More recently, exome sequencing analyses identified two genes within the WHSCR, whose loss-of-function variants contribute to a clinical spectrum consistent with atypical or partial WHS: WHS candidate gene 1 (WHSC1), also known as Nuclear receptor-binding Set Domain-protein 2 (NSD2), contained only partly within the WHSCR [5], and WHS candidate gene 2 (WHSC2), also known as Negative Elongation Factor Complex Member A (NELFA), entirely contained within the WHSCR [6].

The proband was a 6-year-old boy, born at 34 weeks of gestation by cesarean section from healthy, non-consanguineous parents. Gestation was complicated by intrauterine growth restriction (IUGR) and the baby displayed low birth weight. The neonatal period was characterized by hypotonia, followed by psychomotor delay. No episodes of seizure were reported.

At physical examination, he displayed marphanoid habitus, muscle hypotrophy and facial dysmorphisms consisting in high frontal hairline, upslanting palpebral fissures and full lips with bifid ugula (Fig. 1). Cryptorchidism, shawl scrotum, mild clinodactyly of the right little finger, bilateral syndactyly of the II and III toes with sandal gap and a small café-au-lait spot on dorsum were also noted. The radiographic essay demonstrated delayed bone age and echocardiography showed mild mitral prolapse.

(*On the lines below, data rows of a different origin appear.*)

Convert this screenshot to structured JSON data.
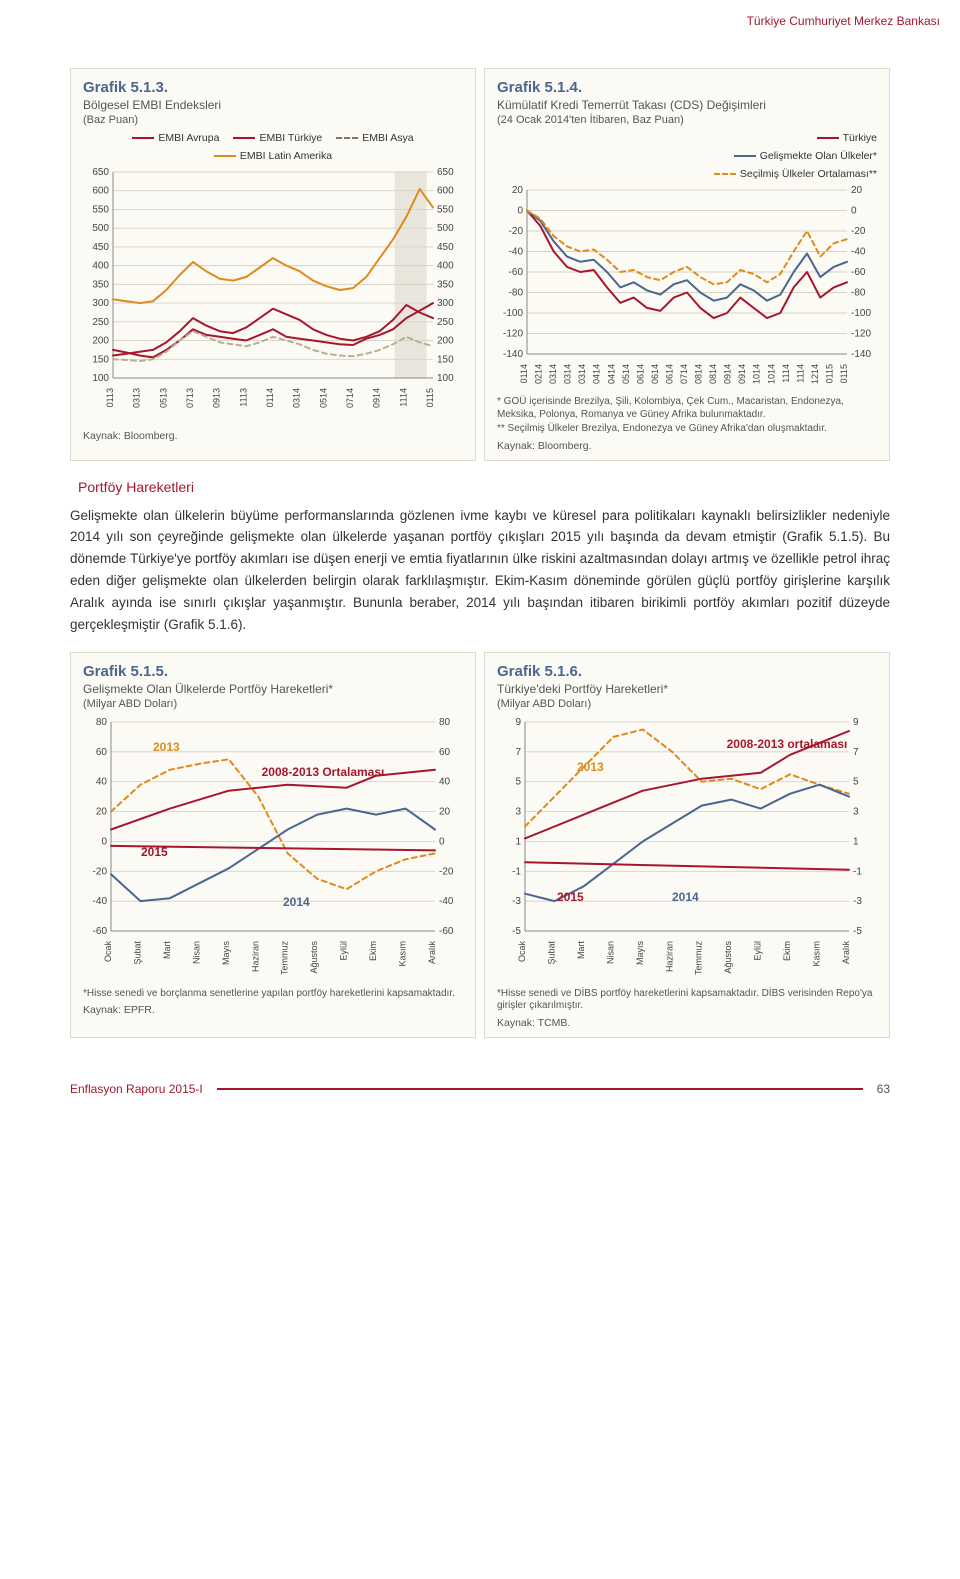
{
  "header": {
    "org": "Türkiye Cumhuriyet Merkez Bankası"
  },
  "chart513": {
    "type": "line",
    "title": "Grafik 5.1.3.",
    "subtitle": "Bölgesel EMBI Endeksleri",
    "unit": "(Baz Puan)",
    "legend": [
      {
        "label": "EMBI Avrupa",
        "color": "#a6172d",
        "dash": false
      },
      {
        "label": "EMBI Türkiye",
        "color": "#a6172d",
        "dash": false
      },
      {
        "label": "EMBI Asya",
        "color": "#7d7461",
        "dash": true
      },
      {
        "label": "EMBI Latin Amerika",
        "color": "#e08a1e",
        "dash": false
      }
    ],
    "yticks": [
      100,
      150,
      200,
      250,
      300,
      350,
      400,
      450,
      500,
      550,
      600,
      650
    ],
    "xticks": [
      "0113",
      "0313",
      "0513",
      "0713",
      "0913",
      "1113",
      "0114",
      "0314",
      "0514",
      "0714",
      "0914",
      "1114",
      "0115"
    ],
    "ylim": [
      100,
      650
    ],
    "shaded_band_x": [
      0.88,
      0.98
    ],
    "series": {
      "avrupa": {
        "color": "#a6172d",
        "dash": false,
        "y": [
          175,
          168,
          160,
          155,
          175,
          200,
          230,
          215,
          210,
          205,
          200,
          215,
          230,
          210,
          205,
          200,
          195,
          190,
          188,
          205,
          215,
          230,
          260,
          280,
          300
        ]
      },
      "turkiye": {
        "color": "#a6172d",
        "dash": false,
        "y": [
          160,
          165,
          170,
          175,
          195,
          225,
          260,
          240,
          225,
          220,
          235,
          260,
          285,
          270,
          255,
          230,
          215,
          205,
          200,
          210,
          225,
          255,
          295,
          275,
          260
        ]
      },
      "asya": {
        "color": "#b7b095",
        "dash": true,
        "y": [
          150,
          148,
          145,
          150,
          170,
          200,
          225,
          210,
          195,
          190,
          185,
          195,
          210,
          200,
          190,
          175,
          165,
          160,
          158,
          165,
          175,
          190,
          210,
          195,
          185
        ]
      },
      "latin": {
        "color": "#e08a1e",
        "dash": false,
        "y": [
          310,
          305,
          300,
          305,
          335,
          375,
          410,
          385,
          365,
          360,
          370,
          395,
          420,
          400,
          385,
          360,
          345,
          335,
          340,
          370,
          420,
          470,
          530,
          605,
          555
        ]
      }
    },
    "source": "Kaynak: Bloomberg."
  },
  "chart514": {
    "type": "line",
    "title": "Grafik 5.1.4.",
    "subtitle": "Kümülatif Kredi Temerrüt Takası (CDS) Değişimleri",
    "unit": "(24 Ocak 2014'ten İtibaren, Baz Puan)",
    "legend": [
      {
        "label": "Türkiye",
        "color": "#a6172d",
        "dash": false
      },
      {
        "label": "Gelişmekte Olan Ülkeler*",
        "color": "#4a6690",
        "dash": false
      },
      {
        "label": "Seçilmiş Ülkeler Ortalaması**",
        "color": "#e08a1e",
        "dash": true
      }
    ],
    "yticks": [
      -140,
      -120,
      -100,
      -80,
      -60,
      -40,
      -20,
      0,
      20
    ],
    "xticks": [
      "0114",
      "0214",
      "0314",
      "0314",
      "0314",
      "0414",
      "0414",
      "0514",
      "0614",
      "0614",
      "0614",
      "0714",
      "0814",
      "0814",
      "0914",
      "0914",
      "1014",
      "1014",
      "1114",
      "1114",
      "1214",
      "0115",
      "0115"
    ],
    "ylim": [
      -140,
      20
    ],
    "series": {
      "turkiye": {
        "color": "#a6172d",
        "dash": false,
        "y": [
          0,
          -15,
          -40,
          -55,
          -60,
          -58,
          -75,
          -90,
          -85,
          -95,
          -98,
          -85,
          -80,
          -95,
          -105,
          -100,
          -85,
          -95,
          -105,
          -100,
          -75,
          -60,
          -85,
          -75,
          -70
        ]
      },
      "gou": {
        "color": "#4a6690",
        "dash": false,
        "y": [
          0,
          -10,
          -30,
          -45,
          -50,
          -48,
          -60,
          -75,
          -70,
          -78,
          -82,
          -72,
          -68,
          -80,
          -88,
          -85,
          -72,
          -78,
          -88,
          -82,
          -60,
          -42,
          -65,
          -55,
          -50
        ]
      },
      "secilmis": {
        "color": "#e08a1e",
        "dash": true,
        "y": [
          0,
          -8,
          -25,
          -35,
          -40,
          -38,
          -48,
          -60,
          -58,
          -65,
          -68,
          -60,
          -55,
          -65,
          -72,
          -70,
          -58,
          -62,
          -70,
          -62,
          -40,
          -20,
          -45,
          -32,
          -28
        ]
      }
    },
    "note1": "* GOÜ içerisinde Brezilya, Şili, Kolombiya, Çek Cum., Macaristan, Endonezya, Meksika, Polonya, Romanya ve Güney Afrika bulunmaktadır.",
    "note2": "** Seçilmiş Ülkeler Brezilya, Endonezya ve Güney Afrika'dan oluşmaktadır.",
    "source": "Kaynak: Bloomberg."
  },
  "section_heading": "Portföy Hareketleri",
  "paragraph": "Gelişmekte olan ülkelerin büyüme performanslarında gözlenen ivme kaybı ve küresel para politikaları kaynaklı belirsizlikler nedeniyle 2014 yılı son çeyreğinde gelişmekte olan ülkelerde yaşanan portföy çıkışları 2015 yılı başında da devam etmiştir (Grafik 5.1.5). Bu dönemde Türkiye'ye portföy akımları ise düşen enerji ve emtia fiyatlarının ülke riskini azaltmasından dolayı artmış ve özellikle petrol ihraç eden diğer gelişmekte olan ülkelerden belirgin olarak farklılaşmıştır. Ekim-Kasım döneminde görülen güçlü portföy girişlerine karşılık Aralık ayında ise sınırlı çıkışlar yaşanmıştır. Bununla beraber, 2014 yılı başından itibaren birikimli portföy akımları pozitif düzeyde gerçekleşmiştir (Grafik 5.1.6).",
  "chart515": {
    "type": "line",
    "title": "Grafik 5.1.5.",
    "subtitle": "Gelişmekte Olan Ülkelerde Portföy Hareketleri*",
    "unit": "(Milyar ABD Doları)",
    "yticks": [
      -60,
      -40,
      -20,
      0,
      20,
      40,
      60,
      80
    ],
    "xticks": [
      "Ocak",
      "Şubat",
      "Mart",
      "Nisan",
      "Mayıs",
      "Haziran",
      "Temmuz",
      "Ağustos",
      "Eylül",
      "Ekim",
      "Kasım",
      "Aralık"
    ],
    "ylim": [
      -60,
      80
    ],
    "labels": {
      "l2013": "2013",
      "l2014": "2014",
      "l2015": "2015",
      "lavg": "2008-2013 Ortalaması"
    },
    "series": {
      "s2013": {
        "color": "#e08a1e",
        "dash": true,
        "y": [
          20,
          38,
          48,
          52,
          55,
          30,
          -8,
          -25,
          -32,
          -20,
          -12,
          -8
        ]
      },
      "savg": {
        "color": "#a6172d",
        "dash": false,
        "y": [
          8,
          15,
          22,
          28,
          34,
          36,
          38,
          37,
          36,
          44,
          46,
          48
        ]
      },
      "s2014": {
        "color": "#4a6690",
        "dash": false,
        "y": [
          -22,
          -40,
          -38,
          -28,
          -18,
          -5,
          8,
          18,
          22,
          18,
          22,
          8
        ]
      },
      "s2015": {
        "color": "#a6172d",
        "dash": false,
        "y": [
          -3,
          -6
        ]
      }
    },
    "note": "*Hisse senedi ve borçlanma senetlerine yapılan portföy hareketlerini kapsamaktadır.",
    "source": "Kaynak: EPFR."
  },
  "chart516": {
    "type": "line",
    "title": "Grafik 5.1.6.",
    "subtitle": "Türkiye'deki Portföy Hareketleri*",
    "unit": "(Milyar ABD Doları)",
    "yticks": [
      -5,
      -3,
      -1,
      1,
      3,
      5,
      7,
      9
    ],
    "xticks": [
      "Ocak",
      "Şubat",
      "Mart",
      "Nisan",
      "Mayıs",
      "Haziran",
      "Temmuz",
      "Ağustos",
      "Eylül",
      "Ekim",
      "Kasım",
      "Aralık"
    ],
    "ylim": [
      -5,
      9
    ],
    "labels": {
      "l2013": "2013",
      "l2014": "2014",
      "l2015": "2015",
      "lavg": "2008-2013 ortalaması"
    },
    "series": {
      "s2013": {
        "color": "#e08a1e",
        "dash": true,
        "y": [
          2,
          4,
          6,
          8,
          8.5,
          7,
          5,
          5.2,
          4.5,
          5.5,
          4.8,
          4.2
        ]
      },
      "savg": {
        "color": "#a6172d",
        "dash": false,
        "y": [
          1.2,
          2,
          2.8,
          3.6,
          4.4,
          4.8,
          5.2,
          5.4,
          5.6,
          6.8,
          7.6,
          8.4
        ]
      },
      "s2014": {
        "color": "#4a6690",
        "dash": false,
        "y": [
          -2.5,
          -3,
          -2,
          -0.5,
          1,
          2.2,
          3.4,
          3.8,
          3.2,
          4.2,
          4.8,
          4
        ]
      },
      "s2015": {
        "color": "#a6172d",
        "dash": false,
        "y": [
          -0.4,
          -0.9
        ]
      }
    },
    "note": "*Hisse senedi ve DİBS portföy hareketlerini kapsamaktadır. DİBS verisinden Repo'ya girişler çıkarılmıştır.",
    "source": "Kaynak: TCMB."
  },
  "footer": {
    "title": "Enflasyon Raporu 2015-I",
    "page": "63"
  }
}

NSD2 acts as a histone methyltransferase, responsible for the methylation of HEK36, thus explaining the occurrence of developmental delay in carriers of NSD2 variants, in light of the crucial role of histones modification in brain development. Of note, the description of two patients with intact NSD2, exhibiting clinical features resembling WHS but only mild developmental delay [7], has lead to the assumption that the haploinsufficiency of NSD2 is responsible for the developmental delay, typically observed in WHS patients; this hypothesis has been further supported by the documentation of a higher degree of developmental delay in patients with disrupted NSD2, compared with those with the intact gene [8, 9]. Autism spectrum disorder has been reported in eight NSD2-haploinsufficient children [10, 11]. Moreover, deletions of NSD2 are considered responsible for the facial gestalt of WHS, in light of the observation of non-specific findings consistent with WHS (growth and developmental delay) but without the typical dysmorphic features, in several patients with microdeletions sparing NSD2 [12, 13].

Hence, the clinical spectrum of NSD2 deletion encompasses: prenatal and postnatal growth restriction [14], microcephaly, developmental delay [15], congenital heart defects and several phenotypic traits, including hypertelorism, upward-slanting palpebral fissures, prominent nasal bridge, abnormal teething and micrognathia. Cleft palate has been described in fourteen patients [16‐21]. Compared to WHS patients, NSD2-deleted children tend to display a milder spectrum of skeletal abnormalities, usually consisting of clinodactyly [22]. Table 1 summarizes the previously reported cases of NSD2 haploinsufficiency. Remarkably, seizures are not usually part of the clinical spectrum of NSD2 variants.

LETM1 (Leucine zipper/EF-hand containing transmembrane), involved in calcium signaling and mapping within the WHSCR, had been previously identified as responsible for seizures. However, this assumption has recently been questioned by the observation of the occurrence of seizures in children carrying terminal 4p deletions sparing LETM1, and of the lack of seizure in individuals with interstitial deletions including LETM1, but preserving a relatively large terminal 4p segment [23]: these observations suggest that the haploinsufficiency of LETM1 alone may not be sufficient in causing seizures, which would rather result from the effect of additional candidate genes [24].

In conclusion, full WHS phenotype probably arises from the cumulative effect of the combined haploinsufficiency of several causative genes mapping into the 4p16.3 region, as a contiguous genes syndrome, with slightly different phenotypes depending on the specific genes involved in the deletion [25].

When evaluating children with pictures resembling WHS, clinicians should bear this condition in mind as a possible differential diagnosis.